Introduction to the Special Issue on the COVID-19 Emergency Transition to Remote Learning

Shanna Smith Jaggars


The COVID-19 pandemic began in December 2019, and within three months had spread across Europe, the United States, and almost every other nation in the world. To help contain the deadly virus, countries across the globe closed the doors of K-12 schools and colleges. Students residing on university campuses were sent home. School administrators and instructors scrambled to devise plans for teaching and supporting their students from their own homes. Depending on their local context, their experience and training, and their students’ desires and needs, some teachers turned to teaching by correspondence, some to asynchronous online learning, some to synchronous remote class sessions, and some to a unique mix of these elements. Administrators, teachers, and students may have expected these emergency distance education practices to be temporary – a few weeks at most – but many were required to continue with remote teaching through the spring of 2021. More than a year after it began, the pandemic may at last be coming under control as vaccines are distributed across the world, and teachers and students are cautiously looking forward to a return to “normal” schooling conditions in the autumn of 2021. However, lessons from this extended period of universal remote learning will influence student instruction and support practices for many years to come, for both online and in-person courses and programs.

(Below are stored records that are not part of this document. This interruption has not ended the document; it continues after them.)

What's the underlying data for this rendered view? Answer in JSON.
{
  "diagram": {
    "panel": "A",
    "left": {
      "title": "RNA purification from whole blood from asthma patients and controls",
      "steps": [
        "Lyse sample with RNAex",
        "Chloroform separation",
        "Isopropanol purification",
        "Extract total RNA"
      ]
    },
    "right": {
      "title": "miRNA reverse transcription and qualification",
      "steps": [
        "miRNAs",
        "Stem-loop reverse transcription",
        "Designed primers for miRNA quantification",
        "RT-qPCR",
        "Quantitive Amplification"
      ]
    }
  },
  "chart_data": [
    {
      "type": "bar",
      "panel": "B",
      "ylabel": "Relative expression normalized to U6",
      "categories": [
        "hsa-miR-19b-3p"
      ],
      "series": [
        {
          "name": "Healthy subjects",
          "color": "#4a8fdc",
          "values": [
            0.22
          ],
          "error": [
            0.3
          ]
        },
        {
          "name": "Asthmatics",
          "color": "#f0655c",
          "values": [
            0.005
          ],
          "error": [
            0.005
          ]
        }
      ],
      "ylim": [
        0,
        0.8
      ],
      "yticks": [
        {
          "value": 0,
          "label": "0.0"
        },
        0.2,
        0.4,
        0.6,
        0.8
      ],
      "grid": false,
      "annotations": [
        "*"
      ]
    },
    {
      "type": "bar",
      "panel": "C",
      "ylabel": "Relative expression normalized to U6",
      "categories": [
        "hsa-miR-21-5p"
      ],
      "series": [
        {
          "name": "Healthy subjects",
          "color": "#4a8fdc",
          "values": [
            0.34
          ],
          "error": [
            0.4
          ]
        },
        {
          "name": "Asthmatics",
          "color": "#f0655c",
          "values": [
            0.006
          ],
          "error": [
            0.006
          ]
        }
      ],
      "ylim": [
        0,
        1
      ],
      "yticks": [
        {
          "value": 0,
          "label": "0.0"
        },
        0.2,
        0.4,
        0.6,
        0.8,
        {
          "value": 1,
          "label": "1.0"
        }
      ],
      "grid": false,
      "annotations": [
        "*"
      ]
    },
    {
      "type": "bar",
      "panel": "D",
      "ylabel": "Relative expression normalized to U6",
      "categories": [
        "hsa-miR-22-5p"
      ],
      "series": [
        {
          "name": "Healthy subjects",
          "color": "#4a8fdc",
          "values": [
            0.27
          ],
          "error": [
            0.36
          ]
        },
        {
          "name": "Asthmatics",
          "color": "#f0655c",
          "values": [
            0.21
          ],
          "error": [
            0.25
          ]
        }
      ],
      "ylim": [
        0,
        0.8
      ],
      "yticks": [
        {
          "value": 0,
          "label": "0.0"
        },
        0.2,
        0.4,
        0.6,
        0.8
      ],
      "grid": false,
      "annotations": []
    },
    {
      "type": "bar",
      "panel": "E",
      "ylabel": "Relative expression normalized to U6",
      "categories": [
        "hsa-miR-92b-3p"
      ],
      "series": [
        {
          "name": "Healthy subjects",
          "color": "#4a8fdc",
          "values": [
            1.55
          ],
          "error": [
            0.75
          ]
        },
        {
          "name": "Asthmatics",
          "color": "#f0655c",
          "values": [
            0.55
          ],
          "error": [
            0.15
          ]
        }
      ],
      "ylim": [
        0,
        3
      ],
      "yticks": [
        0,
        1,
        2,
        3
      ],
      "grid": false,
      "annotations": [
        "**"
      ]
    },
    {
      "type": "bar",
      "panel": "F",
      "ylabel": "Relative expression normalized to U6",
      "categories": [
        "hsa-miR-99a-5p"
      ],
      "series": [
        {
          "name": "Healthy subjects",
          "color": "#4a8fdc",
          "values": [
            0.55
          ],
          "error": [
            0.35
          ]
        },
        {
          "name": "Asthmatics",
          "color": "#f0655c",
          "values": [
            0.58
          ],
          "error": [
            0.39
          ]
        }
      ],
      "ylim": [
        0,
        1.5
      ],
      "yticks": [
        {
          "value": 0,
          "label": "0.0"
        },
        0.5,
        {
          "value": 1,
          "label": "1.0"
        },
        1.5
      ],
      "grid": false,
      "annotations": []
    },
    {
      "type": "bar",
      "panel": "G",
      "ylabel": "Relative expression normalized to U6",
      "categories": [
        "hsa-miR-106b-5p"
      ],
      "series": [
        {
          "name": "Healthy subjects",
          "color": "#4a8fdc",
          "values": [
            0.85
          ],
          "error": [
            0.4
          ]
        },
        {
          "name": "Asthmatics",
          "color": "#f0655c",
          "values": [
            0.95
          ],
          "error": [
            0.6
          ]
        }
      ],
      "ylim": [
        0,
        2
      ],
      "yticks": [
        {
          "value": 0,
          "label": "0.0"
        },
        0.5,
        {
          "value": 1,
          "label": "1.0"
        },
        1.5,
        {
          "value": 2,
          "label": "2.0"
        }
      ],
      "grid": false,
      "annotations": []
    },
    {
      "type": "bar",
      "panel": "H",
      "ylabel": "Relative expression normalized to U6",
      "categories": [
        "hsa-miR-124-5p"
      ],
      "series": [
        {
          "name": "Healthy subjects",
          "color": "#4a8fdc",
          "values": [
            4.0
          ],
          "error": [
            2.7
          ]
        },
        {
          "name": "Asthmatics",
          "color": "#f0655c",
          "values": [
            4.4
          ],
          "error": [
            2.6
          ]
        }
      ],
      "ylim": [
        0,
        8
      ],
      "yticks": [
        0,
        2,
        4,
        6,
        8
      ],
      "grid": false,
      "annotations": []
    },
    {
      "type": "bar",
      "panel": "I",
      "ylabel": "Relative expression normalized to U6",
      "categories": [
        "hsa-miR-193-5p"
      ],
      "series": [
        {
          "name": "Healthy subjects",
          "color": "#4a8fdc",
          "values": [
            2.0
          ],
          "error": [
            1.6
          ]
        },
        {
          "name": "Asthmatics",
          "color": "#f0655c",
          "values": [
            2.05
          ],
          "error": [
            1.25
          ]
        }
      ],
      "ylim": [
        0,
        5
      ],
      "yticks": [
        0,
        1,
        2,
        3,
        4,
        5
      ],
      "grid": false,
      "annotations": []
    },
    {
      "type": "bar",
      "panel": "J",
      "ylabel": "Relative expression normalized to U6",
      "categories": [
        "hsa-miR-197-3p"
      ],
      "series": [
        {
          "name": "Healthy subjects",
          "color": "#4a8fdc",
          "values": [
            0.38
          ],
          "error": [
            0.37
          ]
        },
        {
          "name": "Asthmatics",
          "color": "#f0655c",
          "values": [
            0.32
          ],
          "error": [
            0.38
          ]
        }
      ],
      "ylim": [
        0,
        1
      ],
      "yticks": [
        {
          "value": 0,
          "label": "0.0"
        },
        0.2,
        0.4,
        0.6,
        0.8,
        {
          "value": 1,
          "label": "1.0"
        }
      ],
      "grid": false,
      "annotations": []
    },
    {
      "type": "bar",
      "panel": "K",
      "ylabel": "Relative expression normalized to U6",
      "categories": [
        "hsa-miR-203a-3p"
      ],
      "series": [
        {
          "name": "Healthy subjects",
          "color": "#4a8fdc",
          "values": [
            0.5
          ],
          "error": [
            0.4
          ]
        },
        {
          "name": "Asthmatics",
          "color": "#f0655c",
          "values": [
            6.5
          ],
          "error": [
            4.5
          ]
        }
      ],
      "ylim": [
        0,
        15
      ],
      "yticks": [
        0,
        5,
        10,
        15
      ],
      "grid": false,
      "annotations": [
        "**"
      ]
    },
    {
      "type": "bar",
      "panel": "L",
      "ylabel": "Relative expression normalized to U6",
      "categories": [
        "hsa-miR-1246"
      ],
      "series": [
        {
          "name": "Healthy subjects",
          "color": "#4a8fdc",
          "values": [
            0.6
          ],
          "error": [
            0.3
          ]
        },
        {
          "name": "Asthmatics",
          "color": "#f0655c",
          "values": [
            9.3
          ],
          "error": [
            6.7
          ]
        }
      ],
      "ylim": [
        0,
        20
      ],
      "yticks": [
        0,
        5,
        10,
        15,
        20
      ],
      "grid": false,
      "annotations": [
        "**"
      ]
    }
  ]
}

The articles in this Special Issue provide a rich portrait of the teaching and learning challenges which characterized the initial emergency transition in Spring 2020, and detail the approaches of administrators and teachers as they attempted to overcome those challenges. Along the way, these studies provide lessons in terms of how to better prepare for future public emergencies, as well as how to improve student success more generally, in both online and in-person settings. Throughout the issue, readers will also see a multitude of challenges related to the “digital divide” – or the fact that students have unequal access to reliable high-speed Internet and other academic technologies, due to underlying inequalities in household income and regional infrastructure.